Ms. Robicheaux seems to think that in criticizing taxation I am attacking a system from which I benefit, and that this represents hypocrisy on my part. But first, it would be rather cowardly for me to confine my criticisms only to institutions from which I do not benefit. And second, a market freed from plutocratic privilege would bring so much greater prosperity that universities like Auburn could easily afford to pay their professors without recourse to tax funding.

Oddly, Ms. Robicheaux seems to think I need reminding that the U.S. government is better than a communist dictatorship or an Iranian theocracy. Well, of course it is. A broken leg is likewise better than a broken neck; but that’s hardly an argument in favor of breaking people’s legs. The reason the U.S. is better – both freer and more prosperous – than those other regimes is that it is closer to being a voluntary social order; in other words, it’s more anarchistic. Anarchists are simply working to complete the process of liberation that the American Revolution began.
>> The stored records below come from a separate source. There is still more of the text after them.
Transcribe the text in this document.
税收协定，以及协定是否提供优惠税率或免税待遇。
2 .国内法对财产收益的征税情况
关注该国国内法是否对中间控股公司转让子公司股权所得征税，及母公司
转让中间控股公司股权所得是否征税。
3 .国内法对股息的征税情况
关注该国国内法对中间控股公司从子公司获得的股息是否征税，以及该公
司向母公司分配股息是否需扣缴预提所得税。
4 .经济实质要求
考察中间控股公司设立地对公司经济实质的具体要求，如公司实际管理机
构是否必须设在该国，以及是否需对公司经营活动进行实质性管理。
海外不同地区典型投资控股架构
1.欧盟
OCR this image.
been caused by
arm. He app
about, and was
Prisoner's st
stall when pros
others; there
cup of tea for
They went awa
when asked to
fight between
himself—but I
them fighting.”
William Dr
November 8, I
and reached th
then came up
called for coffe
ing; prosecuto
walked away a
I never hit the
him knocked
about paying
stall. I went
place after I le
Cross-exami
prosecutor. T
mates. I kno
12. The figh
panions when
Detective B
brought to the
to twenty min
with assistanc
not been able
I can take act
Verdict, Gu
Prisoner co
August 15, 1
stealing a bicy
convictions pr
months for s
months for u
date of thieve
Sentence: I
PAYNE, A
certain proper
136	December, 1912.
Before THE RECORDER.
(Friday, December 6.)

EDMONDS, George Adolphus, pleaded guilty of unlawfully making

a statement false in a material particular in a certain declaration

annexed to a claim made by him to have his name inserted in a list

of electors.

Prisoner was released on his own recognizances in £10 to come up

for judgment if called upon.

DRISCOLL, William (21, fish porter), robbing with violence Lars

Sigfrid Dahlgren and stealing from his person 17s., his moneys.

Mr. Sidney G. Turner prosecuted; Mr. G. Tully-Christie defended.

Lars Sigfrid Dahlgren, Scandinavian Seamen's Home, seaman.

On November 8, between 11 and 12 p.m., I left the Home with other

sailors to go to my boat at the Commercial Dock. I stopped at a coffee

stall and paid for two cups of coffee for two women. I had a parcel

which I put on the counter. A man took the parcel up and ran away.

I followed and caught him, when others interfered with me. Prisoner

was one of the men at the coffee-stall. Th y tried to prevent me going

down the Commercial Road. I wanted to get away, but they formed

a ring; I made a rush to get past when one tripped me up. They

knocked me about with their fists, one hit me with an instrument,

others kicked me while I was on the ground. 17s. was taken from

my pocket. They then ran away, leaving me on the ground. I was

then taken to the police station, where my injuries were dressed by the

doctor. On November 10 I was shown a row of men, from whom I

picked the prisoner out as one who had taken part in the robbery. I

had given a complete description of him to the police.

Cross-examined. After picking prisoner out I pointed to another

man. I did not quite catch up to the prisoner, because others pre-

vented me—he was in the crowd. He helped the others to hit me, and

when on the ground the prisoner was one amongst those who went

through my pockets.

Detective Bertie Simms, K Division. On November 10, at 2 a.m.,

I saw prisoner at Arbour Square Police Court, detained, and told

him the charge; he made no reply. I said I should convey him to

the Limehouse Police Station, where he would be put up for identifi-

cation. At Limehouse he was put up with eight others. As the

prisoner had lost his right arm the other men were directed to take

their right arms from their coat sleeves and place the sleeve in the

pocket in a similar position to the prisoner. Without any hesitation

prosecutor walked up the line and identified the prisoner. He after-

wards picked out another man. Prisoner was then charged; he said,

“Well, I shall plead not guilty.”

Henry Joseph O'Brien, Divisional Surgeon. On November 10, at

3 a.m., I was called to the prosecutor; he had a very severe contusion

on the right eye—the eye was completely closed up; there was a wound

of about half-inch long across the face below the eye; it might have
The problem with government is not that the wrong people are in it, but rather that government is a hierarchical and coercive mode of human interaction, one that involves implicitly treating other human beings as property rather than as persons.

On the one hand, Ms. Robicheaux correctly recognizes that government is “made up of people just like us,” but on the other hand she writes as though she secretly thinks that it is really made up instead of magical super-people, since she implies that ordinary people would be unable to perform tasks like road maintenance, food inspection, college instruction, and police protection without rulers giving orders.

Finally, Ms. Robicheaux asks a number of questions about how such services would be provided without government. I can scarcely address all those questions in a brief letter; but if she is sincerely interested in the large theoretical and historical literature on these subjects, the best place to start is with the Stringham and Carson books I cited in my previous letter. Information is also available online at the websites of the Molinari Institute, the Center for a Stateless Society, and the Alliance of the Libertarian Left.